Влажный, бессмысленный и пустой Нью-Йорк в июле оказался далек от меня как никогда. В каждый мой приезд мы все более отдаляемся и скоро, может быть, возненавидим друг друга, как часто случается с бывшими страстно влюбленными. Я пересек Первую авеню и, не встретив ни одного прохожего, подошел к нужном дому. Достаточно ординарный снаружи, внутри он должен был скрывать, по словам моего друга Сашки Жигулина, «охуенный пентхауз». В «охуенном пентхаузе» остановился Жигулин, также как и я, приехавший из Парижа на побывку в эту баню. Я приехал по литературным делам и потому, что кончался мой американский документ для путешествий, зачем приехал Жигулин, я понятия не имел, может быть, от скуки. Он уже несколько лет мотается между двумя столицами.
Жигулин открыл мне дверь. Я вошел мимо дверей различных служб (в одном незакрытом проеме виднелась бело-голубая просторная ванная и ванные принадлежности) в обширнейшее светлое помещение, украшенное даже двумя колоннами. Слева у стены ввинчивалась вверх лестница, покрытая черным лаком, сияющая, как рояль. Спешу заметить, что за те несколько часов, которые я провел в «охуенном пентхаузе», я так и не поднялся по лакированной лестнице. От Жигулина я узнал, однако, что там помещается верхняя солнечная палуба корабля-пентхауза.

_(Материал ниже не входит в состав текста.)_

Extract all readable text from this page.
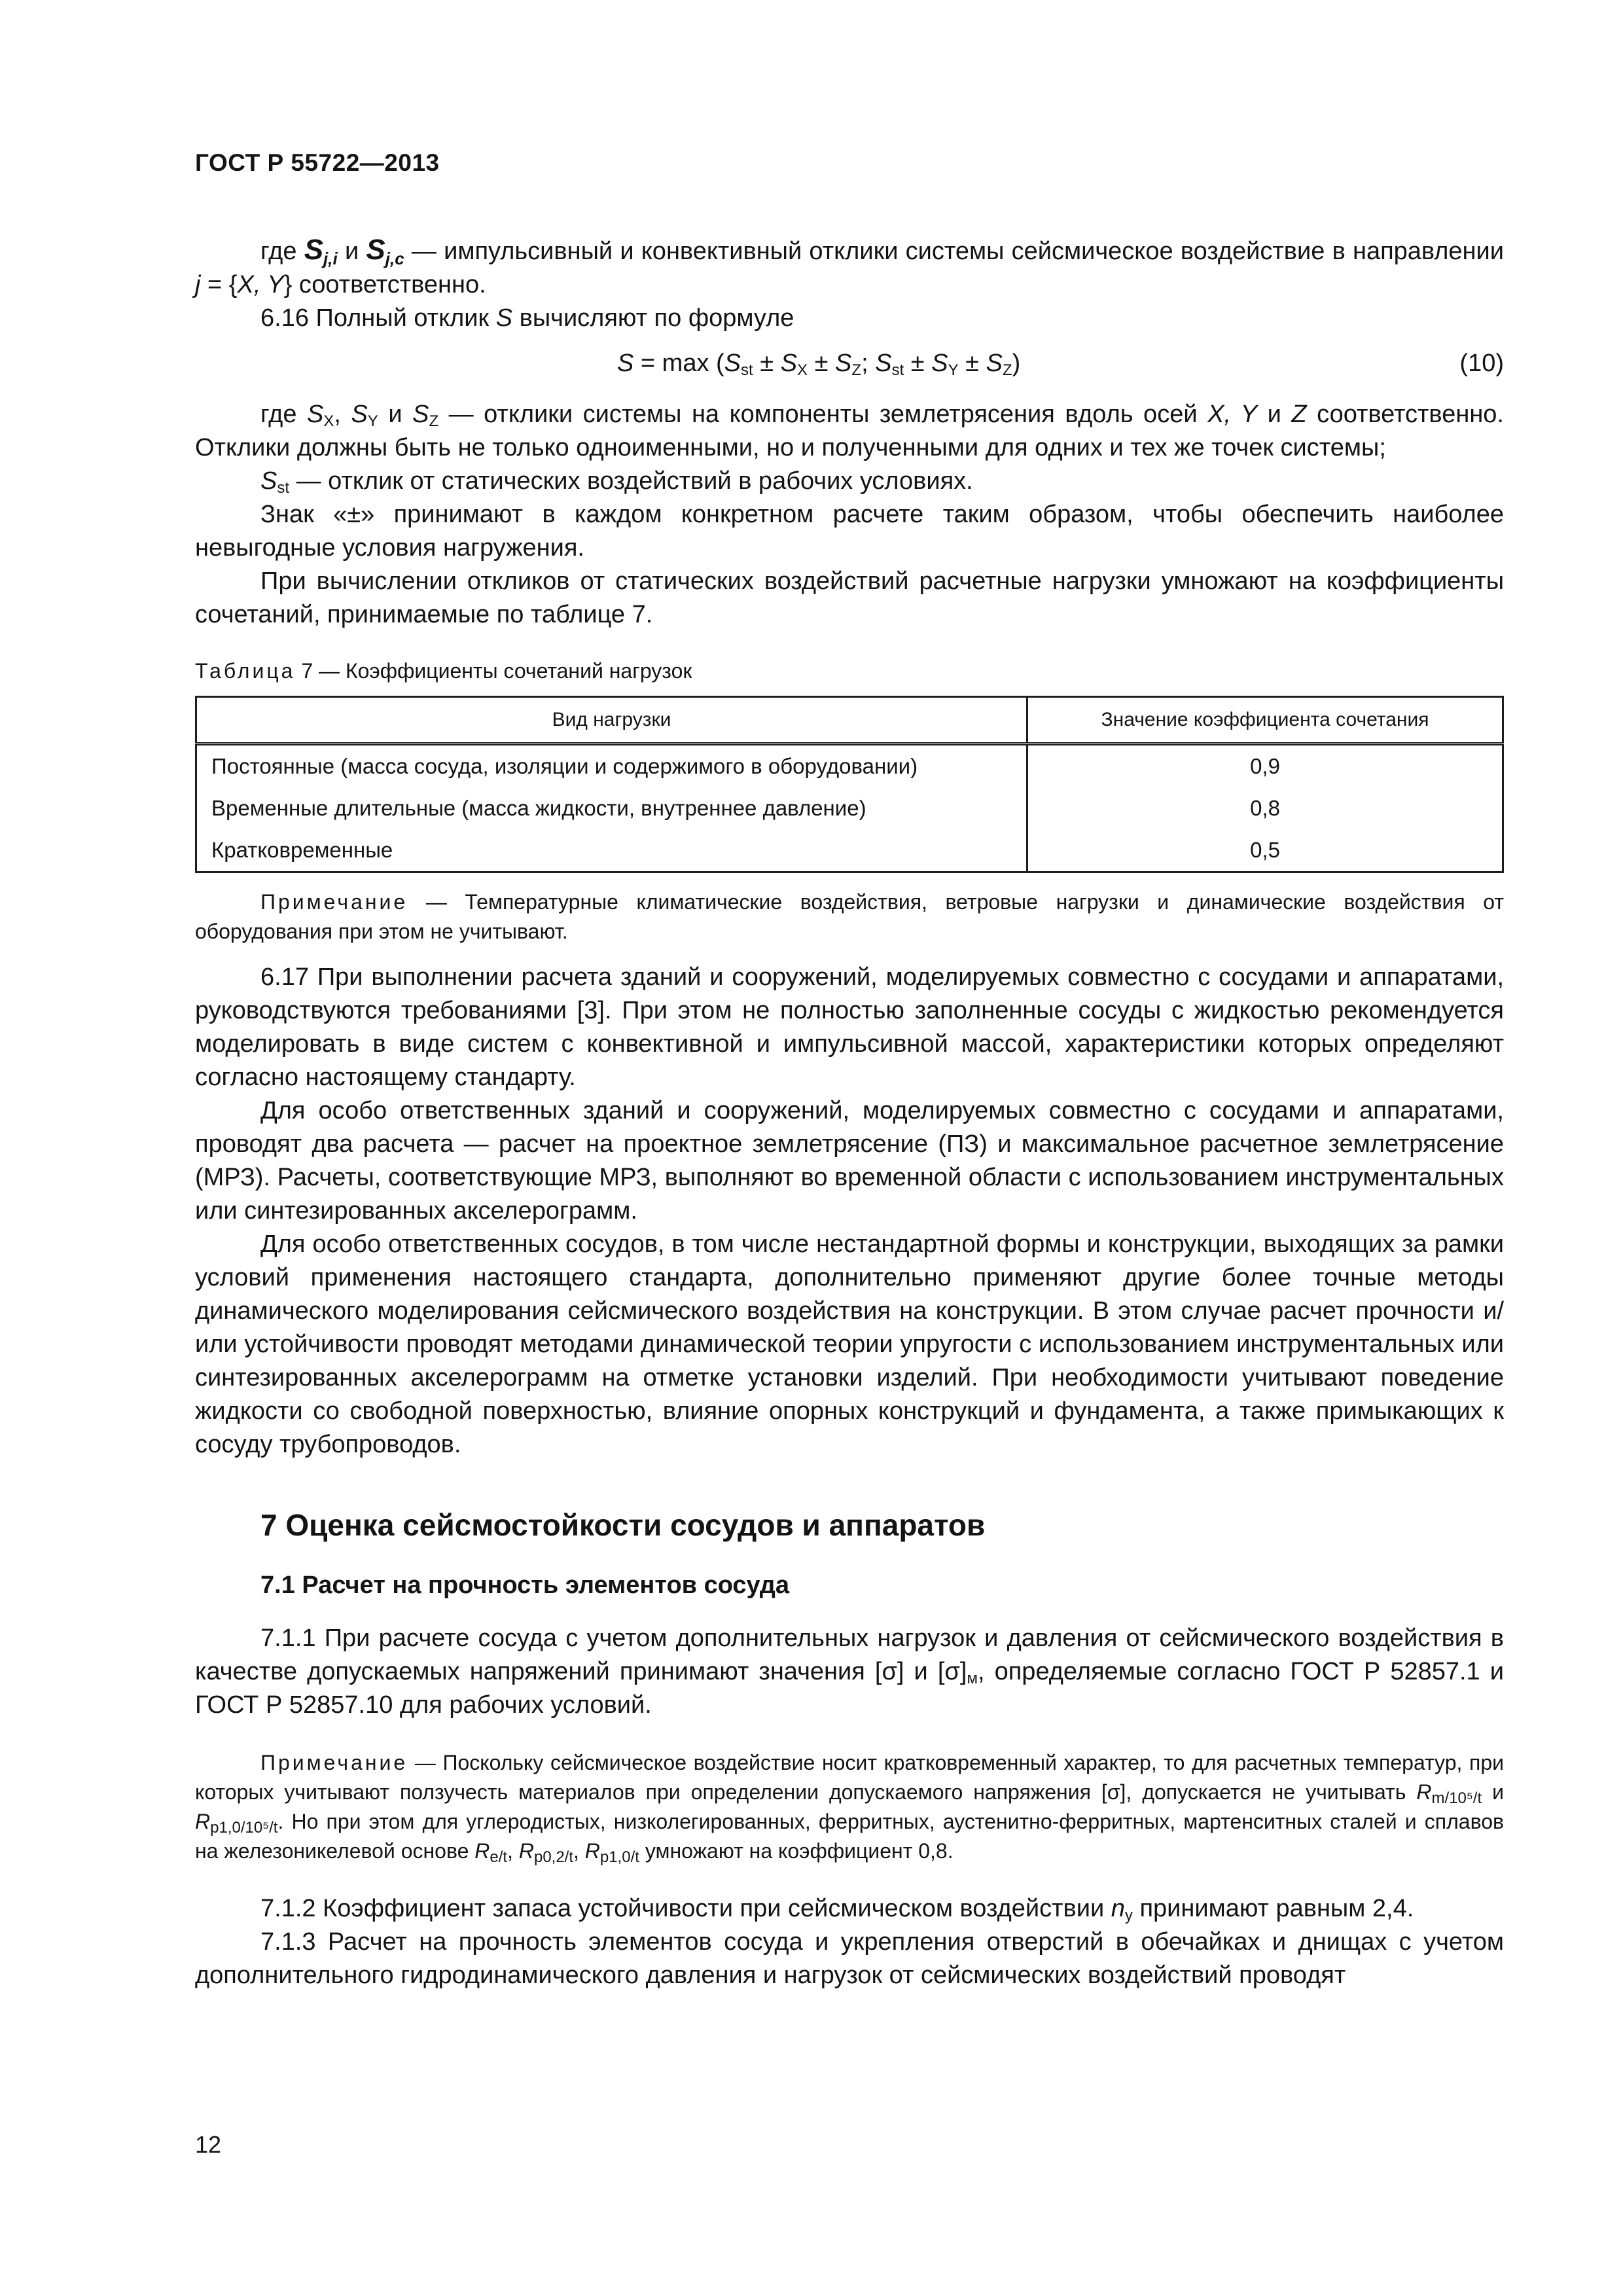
ГОСТ Р 55722—2013

где $S_{j,i}$ и $S_{j,c}$ — импульсивный и конвективный отклики системы сейсмическое воздействие в направлении j = {X, Y} соответственно.

6.16 Полный отклик S вычисляют по формуле

$S = \max (S_{st} \pm S_X \pm S_Z$; $S_{st} \pm S_Y \pm S_Z$)	(10)

где $S_X$, $S_Y$ и $S_Z$ — отклики системы на компоненты землетрясения вдоль осей X, Y и Z соответственно. Отклики должны быть не только одноименными, но и полученными для одних и тех же точек системы;

$S_{st}$ — отклик от статических воздействий в рабочих условиях.

Знак «±» принимают в каждом конкретном расчете таким образом, чтобы обеспечить наиболее невыгодные условия нагружения.

При вычислении откликов от статических воздействий расчетные нагрузки умножают на коэффициенты сочетаний, принимаемые по таблице 7.

Таблица 7 — Коэффициенты сочетаний нагрузок
Вид нагрузки	Значение коэффициента сочетания
Постоянные (масса сосуда, изоляции и содержимого в оборудовании)	0,9
Временные длительные (масса жидкости, внутреннее давление)	0,8
Кратковременные	0,5

Примечание — Температурные климатические воздействия, ветровые нагрузки и динамические воздействия от оборудования при этом не учитывают.

6.17 При выполнении расчета зданий и сооружений, моделируемых совместно с сосудами и аппаратами, руководствуются требованиями [3]. При этом не полностью заполненные сосуды с жидкостью рекомендуется моделировать в виде систем с конвективной и импульсивной массой, характеристики которых определяют согласно настоящему стандарту.

Для особо ответственных зданий и сооружений, моделируемых совместно с сосудами и аппаратами, проводят два расчета — расчет на проектное землетрясение (ПЗ) и максимальное расчетное землетрясение (МРЗ). Расчеты, соответствующие МРЗ, выполняют во временной области с использованием инструментальных или синтезированных акселерограмм.

Для особо ответственных сосудов, в том числе нестандартной формы и конструкции, выходящих за рамки условий применения настоящего стандарта, дополнительно применяют другие более точные методы динамического моделирования сейсмического воздействия на конструкции. В этом случае расчет прочности и/или устойчивости проводят методами динамической теории упругости с использованием инструментальных или синтезированных акселерограмм на отметке установки изделий. При необходимости учитывают поведение жидкости со свободной поверхностью, влияние опорных конструкций и фундамента, а также примыкающих к сосуду трубопроводов.

7 Оценка сейсмостойкости сосудов и аппаратов
7.1 Расчет на прочность элементов сосуда

7.1.1 При расчете сосуда с учетом дополнительных нагрузок и давления от сейсмического воздействия в качестве допускаемых напряжений принимают значения [σ] и $[\sigma]_м$, определяемые согласно ГОСТ Р 52857.1 и ГОСТ Р 52857.10 для рабочих условий.

Примечание — Поскольку сейсмическое воздействие носит кратковременный характер, то для расчетных температур, при которых учитывают ползучесть материалов при определении допускаемого напряжения [σ], допускается не учитывать $R_{m/10^5/t}$ и $R_{p1,0/10^5/t}$. Но при этом для углеродистых, низколегированных, ферритных, аустенитно-ферритных, мартенситных сталей и сплавов на железоникелевой основе $R_{e/t}$, $R_{p0,2/t}$, $R_{p1,0/t}$ умножают на коэффициент 0,8.

7.1.2 Коэффициент запаса устойчивости при сейсмическом воздействии $n_y$ принимают равным 2,4.

7.1.3 Расчет на прочность элементов сосуда и укрепления отверстий в обечайках и днищах с учетом дополнительного гидродинамического давления и нагрузок от сейсмических воздействий проводят

12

— Ну живешь! — уважительно прокомментировал я увиденное великолепие. — Ни хуя себя!
Сам я жил у приятеля на 101-й улице и Бродвее и спал на диване.
— А ты думал, Лимонов… — заулыбался Жигулин и потрогал мою рубашку, сделанную в виде звездно-полосатого ало-бело-синего американского флага. — Где купил?

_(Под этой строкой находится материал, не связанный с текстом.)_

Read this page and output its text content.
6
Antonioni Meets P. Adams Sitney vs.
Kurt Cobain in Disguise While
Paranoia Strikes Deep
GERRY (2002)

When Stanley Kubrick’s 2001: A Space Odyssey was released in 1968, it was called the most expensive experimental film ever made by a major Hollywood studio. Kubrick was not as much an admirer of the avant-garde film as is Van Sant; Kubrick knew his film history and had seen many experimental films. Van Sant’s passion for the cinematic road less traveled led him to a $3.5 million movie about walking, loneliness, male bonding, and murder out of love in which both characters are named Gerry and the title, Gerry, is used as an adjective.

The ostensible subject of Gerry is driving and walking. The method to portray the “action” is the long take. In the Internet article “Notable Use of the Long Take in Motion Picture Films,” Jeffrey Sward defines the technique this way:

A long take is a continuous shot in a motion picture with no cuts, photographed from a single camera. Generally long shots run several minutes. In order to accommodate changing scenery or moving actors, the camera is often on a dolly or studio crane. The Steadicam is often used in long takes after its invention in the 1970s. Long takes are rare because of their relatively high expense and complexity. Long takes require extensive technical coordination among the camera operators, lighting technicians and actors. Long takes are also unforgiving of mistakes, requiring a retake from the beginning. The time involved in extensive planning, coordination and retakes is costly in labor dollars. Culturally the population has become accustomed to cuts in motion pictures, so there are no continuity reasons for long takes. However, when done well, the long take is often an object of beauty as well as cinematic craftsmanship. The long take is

— На Бродвее. Шесть пятьдесят.
— Клевая рубашка, — похвалил Жигулин. — Ты, конечно, знаешь маленького Эдварда? — спросил он и кивнул на толстенького небольшого человечка с широким ртом, улыбавшегося мне с дивана.
— Безусловно. Привет, Эдвард! — сказал я.
— Привет, Эдвард! — ответил мне маленький Эдвард и встал, чтобы, очевидно, подойти ко мне и, может быть, пожать руку.